Transfira ambos os arquivos para o seu host de restauração. Você pode copiá-los diretamente com uma ferramenta como scp, ou colocá-los em um armazenamento de objetos privado na sua própria conta e depois baixá-los para o host de restauração. Na AWS isso significa um bucket S3 privado e aws s3 cp. De qualquer forma, os dados permanecem dentro do seu próprio ambiente.

Etapa 4: restaure o banco de dados

Execute a restauração a partir do seu host de restauração, apontando para o endpoint do banco de dados. Os serviços gerenciados de PostgreSQL diferem quanto ao que suportam nesse ponto. O Amazon RDS não tem uma importação em uma única etapa de um arquivo de dump a partir de um bucket, então o caminho suportado é um pg_restore executado do lado do cliente.

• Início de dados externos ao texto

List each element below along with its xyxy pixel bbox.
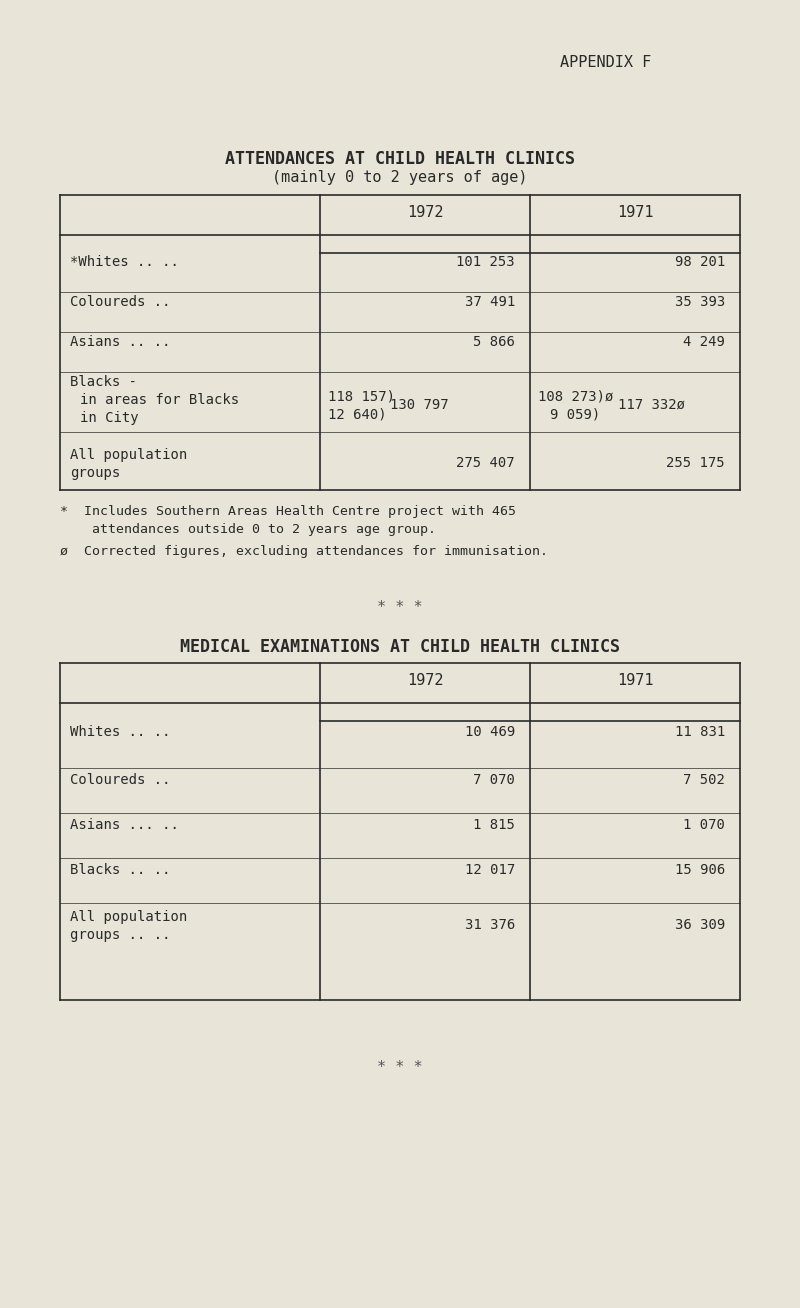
Text: in City: in City [80, 411, 138, 425]
Text: 275 407: 275 407 [456, 456, 515, 470]
Text: 1972: 1972 [406, 205, 443, 220]
Text: Coloureds ..: Coloureds .. [70, 773, 170, 787]
Text: 1972: 1972 [406, 674, 443, 688]
Text: *Whites .. ..: *Whites .. .. [70, 255, 179, 269]
Text: 101 253: 101 253 [456, 255, 515, 269]
Text: Asians .. ..: Asians .. .. [70, 335, 170, 349]
Text: groups: groups [70, 466, 120, 480]
Text: APPENDIX F: APPENDIX F [560, 55, 651, 71]
Text: 1971: 1971 [617, 674, 654, 688]
Text: * * *: * * * [377, 1059, 423, 1075]
Text: 130 797: 130 797 [390, 398, 449, 412]
Text: Asians ... ..: Asians ... .. [70, 818, 179, 832]
Text: 1971: 1971 [617, 205, 654, 220]
Text: 36 309: 36 309 [674, 918, 725, 933]
Text: 1 070: 1 070 [683, 818, 725, 832]
Text: in areas for Blacks: in areas for Blacks [80, 392, 239, 407]
Text: 5 866: 5 866 [473, 335, 515, 349]
Text: 7 502: 7 502 [683, 773, 725, 787]
Text: * * *: * * * [377, 600, 423, 615]
Text: Blacks -: Blacks - [70, 375, 137, 388]
Text: *  Includes Southern Areas Health Centre project with 465: * Includes Southern Areas Health Centre … [60, 505, 516, 518]
Text: 35 393: 35 393 [674, 296, 725, 309]
Text: 117 332ø: 117 332ø [618, 398, 685, 412]
Text: MEDICAL EXAMINATIONS AT CHILD HEALTH CLINICS: MEDICAL EXAMINATIONS AT CHILD HEALTH CLI… [180, 638, 620, 657]
Text: Coloureds ..: Coloureds .. [70, 296, 170, 309]
Text: 108 273)ø: 108 273)ø [538, 388, 614, 403]
Text: 12 017: 12 017 [465, 863, 515, 876]
Text: 12 640): 12 640) [328, 407, 386, 421]
Text: 98 201: 98 201 [674, 255, 725, 269]
Text: 9 059): 9 059) [550, 407, 600, 421]
Text: attendances outside 0 to 2 years age group.: attendances outside 0 to 2 years age gro… [60, 523, 436, 536]
Text: All population: All population [70, 449, 187, 462]
Text: groups .. ..: groups .. .. [70, 927, 170, 942]
Text: 31 376: 31 376 [465, 918, 515, 933]
Text: 1 815: 1 815 [473, 818, 515, 832]
Text: 4 249: 4 249 [683, 335, 725, 349]
Text: 10 469: 10 469 [465, 725, 515, 739]
Text: 37 491: 37 491 [465, 296, 515, 309]
Text: 11 831: 11 831 [674, 725, 725, 739]
Text: 15 906: 15 906 [674, 863, 725, 876]
Text: 255 175: 255 175 [666, 456, 725, 470]
Text: 7 070: 7 070 [473, 773, 515, 787]
Text: All population: All population [70, 910, 187, 923]
Text: ATTENDANCES AT CHILD HEALTH CLINICS: ATTENDANCES AT CHILD HEALTH CLINICS [225, 150, 575, 167]
Text: (mainly 0 to 2 years of age): (mainly 0 to 2 years of age) [272, 170, 528, 184]
Text: Whites .. ..: Whites .. .. [70, 725, 170, 739]
Text: Blacks .. ..: Blacks .. .. [70, 863, 170, 876]
Text: 118 157): 118 157) [328, 388, 395, 403]
Text: ø  Corrected figures, excluding attendances for immunisation.: ø Corrected figures, excluding attendanc… [60, 545, 548, 559]
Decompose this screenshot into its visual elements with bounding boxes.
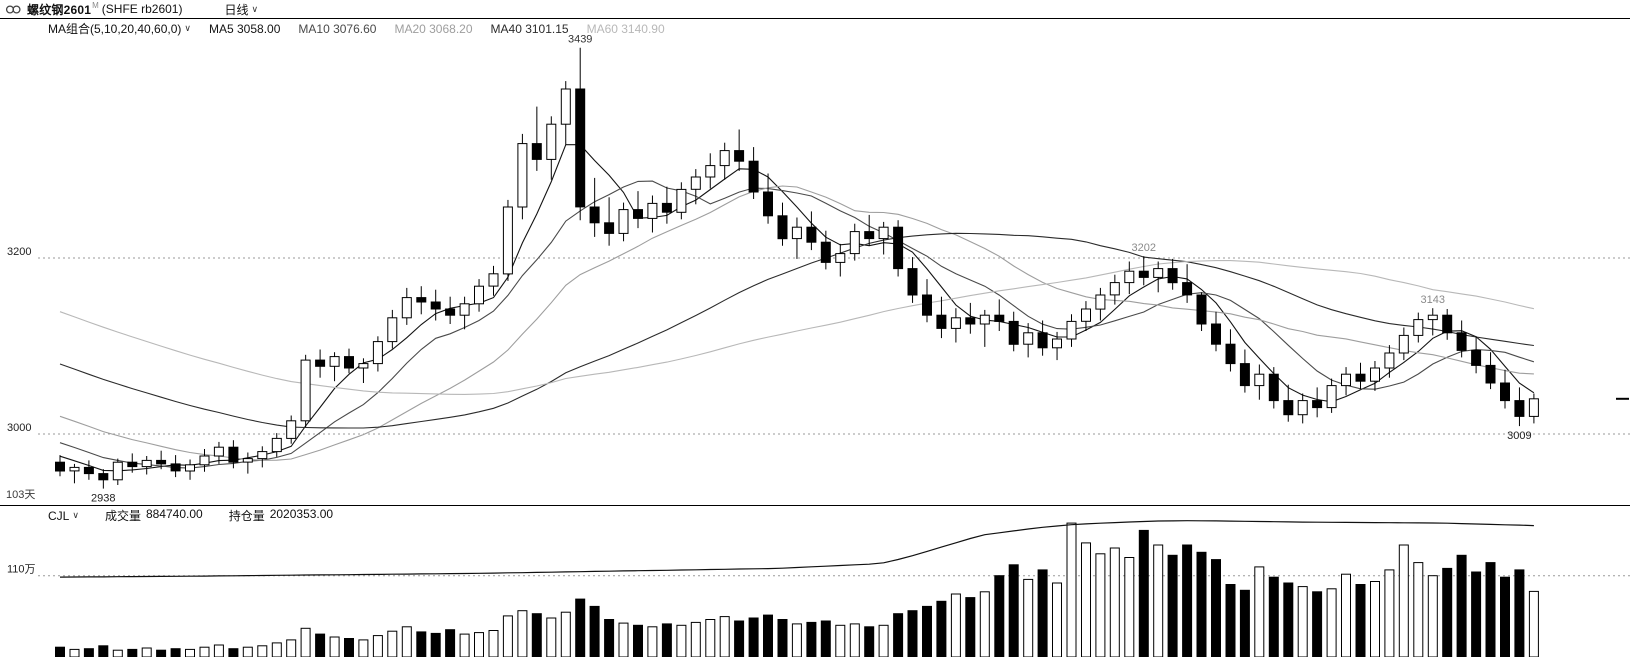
- period-dropdown[interactable]: 日线 ∨: [224, 1, 258, 18]
- svg-text:3202: 3202: [1132, 242, 1156, 254]
- instrument-name: 螺纹钢2601: [27, 2, 92, 17]
- svg-text:2938: 2938: [91, 493, 115, 505]
- cjl-dropdown[interactable]: CJL ∨: [48, 509, 79, 523]
- chevron-down-icon: ∨: [251, 3, 259, 14]
- open-interest-label: 持仓量: [228, 509, 265, 523]
- cjl-label: CJL: [48, 508, 70, 523]
- ma-combo-dropdown[interactable]: MA组合(5,10,20,40,60,0) ∨: [48, 20, 191, 37]
- volume-panel[interactable]: [55, 520, 1539, 657]
- ma-value-ma10: MA10 3076.60: [298, 21, 377, 36]
- ma-value-ma5: MA5 3058.00: [209, 21, 281, 36]
- ma-value-ma60: MA60 3140.90: [586, 21, 665, 36]
- svg-text:3439: 3439: [568, 34, 592, 46]
- ma-combo-label: MA组合(5,10,20,40,60,0): [48, 22, 182, 36]
- svg-text:3143: 3143: [1421, 294, 1445, 306]
- ma-value-ma20: MA20 3068.20: [394, 21, 473, 36]
- title-bar: 螺纹钢2601 M (SHFE rb2601) 日线 ∨: [0, 0, 1630, 18]
- candlestick-panel[interactable]: 3439 2938 3202 3143 3009: [55, 34, 1630, 505]
- volume-indicator-header: CJL ∨ 成交量 884740.00 持仓量 2020353.00: [48, 507, 333, 524]
- volume-value: 884740.00: [145, 507, 203, 521]
- main-contract-marker: M: [92, 0, 99, 10]
- period-label: 日线: [224, 2, 249, 17]
- svg-text:3000: 3000: [7, 422, 31, 434]
- instrument-code: (SHFE rb2601): [101, 2, 183, 16]
- chevron-down-icon: ∨: [184, 23, 191, 33]
- svg-text:110万: 110万: [7, 564, 36, 576]
- volume-readout: 成交量 884740.00: [105, 507, 203, 524]
- app-icon: [5, 3, 22, 16]
- svg-text:3009: 3009: [1507, 430, 1531, 442]
- ma-values: MA5 3058.00 MA10 3076.60 MA20 3068.20 MA40 …: [209, 22, 665, 36]
- volume-label: 成交量: [104, 509, 141, 523]
- open-interest-readout: 持仓量 2020353.00: [229, 507, 333, 524]
- ma-value-ma40: MA40 3101.15: [490, 21, 569, 36]
- bar-count-label: 103天: [6, 489, 36, 501]
- svg-text:3200: 3200: [7, 246, 31, 258]
- ma-indicator-header: MA组合(5,10,20,40,60,0) ∨ MA5 3058.00 MA10 …: [48, 19, 665, 38]
- open-interest-value: 2020353.00: [269, 507, 334, 521]
- chevron-down-icon: ∨: [72, 510, 79, 520]
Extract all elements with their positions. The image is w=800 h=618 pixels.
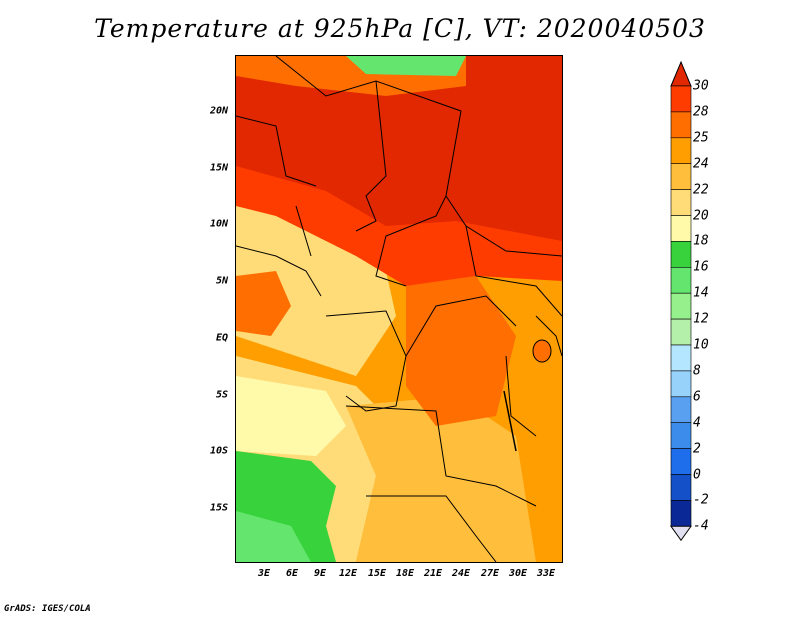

  1. Crie o banco de dados e a role da aplicação. Conecte-se como seu usuário master e crie o banco de dados de destino e a role que o dump espera. Os padrões são defectdojo para ambos, então use seus próprios valores se você os tiver sobrescrito.
CREATE ROLE defectdojo WITH LOGIN PASSWORD '<app_db_password>';
CREATE DATABASE defectdojo OWNER defectdojo;
  1. Restaure o dump. Para um dump em formato customizado, use --no-owner e --no-privileges para que a restauração não tente reatribuir a propriedade a roles que não existem no destino. Um banco de dados gerenciado não concede um superusuário verdadeiro, então uma restauração que tente fazer isso vai falhar.
pg_restore -v --no-owner --no-privileges \
  -h <db-endpoint> -U <master_user> -d defectdojo \
  -j 2 defectdojo-v<VERSION>-backup.dump

Para um dump SQL em texto simples, primeiro comente ou remova quaisquer instruções CREATE ROLE, ALTER ROLE, CREATE DATABASE e ALTER DATABASE ... OWNER, e então carregue-o:

gunzip -c defectdojo-v<VERSION>-backup.sql.gz | \
  psql -h <db-endpoint> -U <master_user> -d defectdojo

Se a restauração relatar erros, capture a saída e entre em contato com o suporte antes de remover qualquer outra coisa do dump. Remover conteúdo em excesso pode deixar o banco de dados em um estado inconsistente, mais difícil de diagnosticar do que o erro original.

Etapa 5: restaure seus arquivos de mídia

Coloque o conteúdo do arquivo de mídia no local de onde a sua implantação do Pro lê os arquivos enviados. A aplicação procura por eles em /app/media, que sua implantação sustenta com um bind mount ou um volume persistente. Consulte a documentação de instalação fornecida com sua licença para saber o caminho de host ou o volume usado pela sua implantação.

Para uma implantação com Docker Compose sustentada por um volume nomeado:

docker run --rm \
  -v defectdojo_media:/media \
  -v $(pwd):/backup \
  alpine sh -c "tar xzf /backup/defectdojo-v<VERSION>-media.tar.gz -C /media"

Para uma implantação em Kubernetes, extraia o arquivo localmente e copie-o para o pod do Django, que grava no persistent volume claim montado em /app/media:

kubectl cp ./media-extracted/. <namespace>/<django-pod-name>:/app/media/

Etapa 6: aponte o DefectDojo Pro para o banco de dados restaurado

Atualize a conexão do banco de dados para que o Pro use o banco de dados que você acabou de restaurar e, em seguida, inicie a aplicação. Na primeira inicialização, o Pro executa as migrações de banco de dados que atualizam o schema da sua versão open source para a versão Pro. Dependendo do tamanho do seu banco de dados e da diferença entre as versões, isso pode levar algum tempo, e a aplicação não fica disponível até que o processo termine.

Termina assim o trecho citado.